In 2000, while working on my block field placement (internship) in graduate school, I met a woman who would become my best friend and a profoundly influential part of my life. We shared a lot of formative life experiences of early adulthood together and I accompanied her to the hospital for the births of two of her children and she came to the birth center with me when my oldest son was born. While my own mother had all four of her children at home and so homebirth and natural birth were parts of my life history, I didn’t really begin to focus on birth as an issue until I was married and in my early 20′s. At this point, I was most influenced by the newsgroup misc.kids.pregnancy. So, I became both deeply interested in natural birth and also very invested in my friend’s birth plans and her ideas about birth. As her pregnancy progressed, she hired a doula that I came across at a street fair and took birth classes from her at the birth center in which I would later have my first baby.
After Maggie was born, I was more involved in her life than I have ever been involved with a baby that was not related to me and in a way that I’ve never been able to be involved again. Without any children of my own at the time, I was able to be present for my friend in a way in which I now see, few friends are able to be for each other, since most women who connect during their childbearing years are intensely embroiled in the needs of their own children and families. Looking back, I see I was like the best postpartum doula ever, without knowing that is what I was being at the time (and, I was free, and did it for a year! ) After bringing over dinner every night for the first week, for the following year I then I went over to my friend’s house every morning and took care of the baby while my friend ate her breakfast, took care of herself, and went for a run. Then, we would walk in the neighborhood together for about an hour, talking about our lives, dreams, and plans.
Last year, that magical baby that had such a profound influence on my life and on my birthwork in the world turned TEN! I could hardly believe it. At that time, I asked my friend for permission to post the birth story I had written in my journal the morning after her baby’s birth. My friend granted me permission, but then several days passed and since it wasn’t the baby’s birthday any more, the story sat in my drafts folder for…another year. And, now, that magical, wonderful baby is ELEVEN! Here is her birth story, through my naïve, pre-maternal eyes…
Journal Entry, 11/3/01. 12:22 p.m.
Returned home this morning at 7:15 after being at the birth of Kate & Dave’s baby girl, Maggie. I’m very tired, but I wanted to write a little bit anyway. We went to the hospital at 1:30 p.m. on Friday (11/2) after Kate’s water broke. She was still 2 centimeters at 9:00 p.m., so they started pitocin. At 12:00 a.m. the doulas arrived and Kate was 3-4 centimeters dilated. The doulas were absolutely wonderful at soothing and guiding her. At 1:15 a.m. she was 7 centimeters (!) and at a tiny bit after 2:00 a.m. she began pushing. Then, she pushed for almost four hours before Maggie was born at 5:51 a.m. (8lbs 10z).

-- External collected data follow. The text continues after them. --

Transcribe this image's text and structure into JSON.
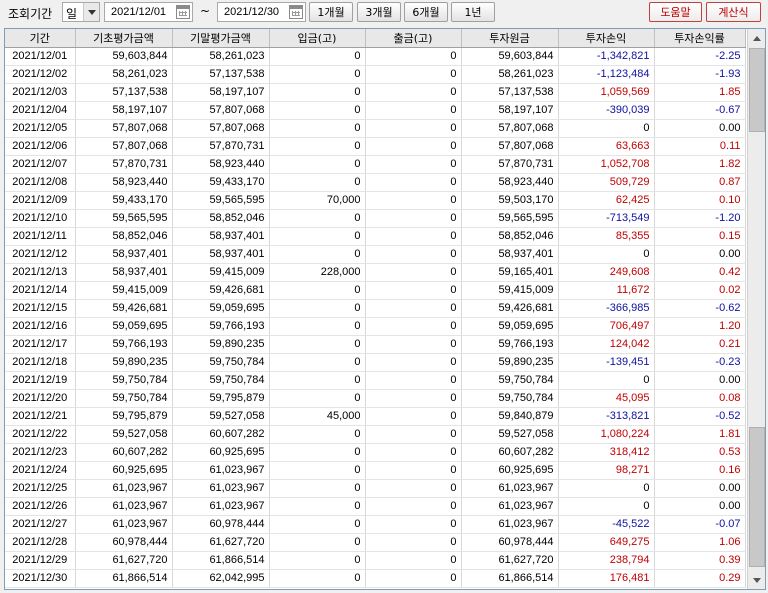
{
  "toolbar": {
    "period_label": "조회기간",
    "unit_value": "일",
    "start_date": "2021/12/01",
    "end_date": "2021/12/30",
    "tilde": "~",
    "btn_1m": "1개월",
    "btn_3m": "3개월",
    "btn_6m": "6개월",
    "btn_1y": "1년",
    "help_label": "도움말",
    "calc_label": "계산식"
  },
  "table": {
    "columns": [
      "기간",
      "기초평가금액",
      "기말평가금액",
      "입금(고)",
      "출금(고)",
      "투자원금",
      "투자손익",
      "투자손익률"
    ],
    "rows": [
      [
        "2021/12/01",
        "59,603,844",
        "58,261,023",
        "0",
        "0",
        "59,603,844",
        "-1,342,821",
        "-2.25"
      ],
      [
        "2021/12/02",
        "58,261,023",
        "57,137,538",
        "0",
        "0",
        "58,261,023",
        "-1,123,484",
        "-1.93"
      ],
      [
        "2021/12/03",
        "57,137,538",
        "58,197,107",
        "0",
        "0",
        "57,137,538",
        "1,059,569",
        "1.85"
      ],
      [
        "2021/12/04",
        "58,197,107",
        "57,807,068",
        "0",
        "0",
        "58,197,107",
        "-390,039",
        "-0.67"
      ],
      [
        "2021/12/05",
        "57,807,068",
        "57,807,068",
        "0",
        "0",
        "57,807,068",
        "0",
        "0.00"
      ],
      [
        "2021/12/06",
        "57,807,068",
        "57,870,731",
        "0",
        "0",
        "57,807,068",
        "63,663",
        "0.11"
      ],
      [
        "2021/12/07",
        "57,870,731",
        "58,923,440",
        "0",
        "0",
        "57,870,731",
        "1,052,708",
        "1.82"
      ],
      [
        "2021/12/08",
        "58,923,440",
        "59,433,170",
        "0",
        "0",
        "58,923,440",
        "509,729",
        "0.87"
      ],
      [
        "2021/12/09",
        "59,433,170",
        "59,565,595",
        "70,000",
        "0",
        "59,503,170",
        "62,425",
        "0.10"
      ],
      [
        "2021/12/10",
        "59,565,595",
        "58,852,046",
        "0",
        "0",
        "59,565,595",
        "-713,549",
        "-1.20"
      ],
      [
        "2021/12/11",
        "58,852,046",
        "58,937,401",
        "0",
        "0",
        "58,852,046",
        "85,355",
        "0.15"
      ],
      [
        "2021/12/12",
        "58,937,401",
        "58,937,401",
        "0",
        "0",
        "58,937,401",
        "0",
        "0.00"
      ],
      [
        "2021/12/13",
        "58,937,401",
        "59,415,009",
        "228,000",
        "0",
        "59,165,401",
        "249,608",
        "0.42"
      ],
      [
        "2021/12/14",
        "59,415,009",
        "59,426,681",
        "0",
        "0",
        "59,415,009",
        "11,672",
        "0.02"
      ],
      [
        "2021/12/15",
        "59,426,681",
        "59,059,695",
        "0",
        "0",
        "59,426,681",
        "-366,985",
        "-0.62"
      ],
      [
        "2021/12/16",
        "59,059,695",
        "59,766,193",
        "0",
        "0",
        "59,059,695",
        "706,497",
        "1.20"
      ],
      [
        "2021/12/17",
        "59,766,193",
        "59,890,235",
        "0",
        "0",
        "59,766,193",
        "124,042",
        "0.21"
      ],
      [
        "2021/12/18",
        "59,890,235",
        "59,750,784",
        "0",
        "0",
        "59,890,235",
        "-139,451",
        "-0.23"
      ],
      [
        "2021/12/19",
        "59,750,784",
        "59,750,784",
        "0",
        "0",
        "59,750,784",
        "0",
        "0.00"
      ],
      [
        "2021/12/20",
        "59,750,784",
        "59,795,879",
        "0",
        "0",
        "59,750,784",
        "45,095",
        "0.08"
      ],
      [
        "2021/12/21",
        "59,795,879",
        "59,527,058",
        "45,000",
        "0",
        "59,840,879",
        "-313,821",
        "-0.52"
      ],
      [
        "2021/12/22",
        "59,527,058",
        "60,607,282",
        "0",
        "0",
        "59,527,058",
        "1,080,224",
        "1.81"
      ],
      [
        "2021/12/23",
        "60,607,282",
        "60,925,695",
        "0",
        "0",
        "60,607,282",
        "318,412",
        "0.53"
      ],
      [
        "2021/12/24",
        "60,925,695",
        "61,023,967",
        "0",
        "0",
        "60,925,695",
        "98,271",
        "0.16"
      ],
      [
        "2021/12/25",
        "61,023,967",
        "61,023,967",
        "0",
        "0",
        "61,023,967",
        "0",
        "0.00"
      ],
      [
        "2021/12/26",
        "61,023,967",
        "61,023,967",
        "0",
        "0",
        "61,023,967",
        "0",
        "0.00"
      ],
      [
        "2021/12/27",
        "61,023,967",
        "60,978,444",
        "0",
        "0",
        "61,023,967",
        "-45,522",
        "-0.07"
      ],
      [
        "2021/12/28",
        "60,978,444",
        "61,627,720",
        "0",
        "0",
        "60,978,444",
        "649,275",
        "1.06"
      ],
      [
        "2021/12/29",
        "61,627,720",
        "61,866,514",
        "0",
        "0",
        "61,627,720",
        "238,794",
        "0.39"
      ],
      [
        "2021/12/30",
        "61,866,514",
        "62,042,995",
        "0",
        "0",
        "61,866,514",
        "176,481",
        "0.29"
      ]
    ]
  },
  "colors": {
    "negative": "#1010a0",
    "positive": "#c00000"
  }
}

It was really hard to watch and not be able to do anything for her. I can’t imagine what it would have felt like as her husband—someone that close in. She did a wonderful, wonderful job. No pain medication at all, even with the pitocin. She only asked about pain meds once (before the doulas got there). I felt completely in awe of her strength and power. She was so brave and so strong and so tough. Powerful woman stuff. I couldn’t believe that she pushed for four hours. I do not think I could have done it. The baby was worth it though—boy is she cute and pink and making me want to have one too!
I can’t really describe what this experience meant to me or how powerful it was. It was beautiful and strong. Kate is an amazing woman and I am awed by her bravery. She and Dave are so happy with their precious little bundle. I got to hold her too, when she was less than 30 minutes old and Kate was being stitched up (bad tear). I didn’t feel like much help to Kate, but being present mean a lot to me and I hope the fact that I was there meant something to her too. I’m so encouraged to see that a hospital birth can be pulled off so well.
Life is wonderful. Welcome, baby girl!
Happy Birth-Day to you both today, Maggie and Kate! You hold a deep and special place in my heart. You both changed my life forever.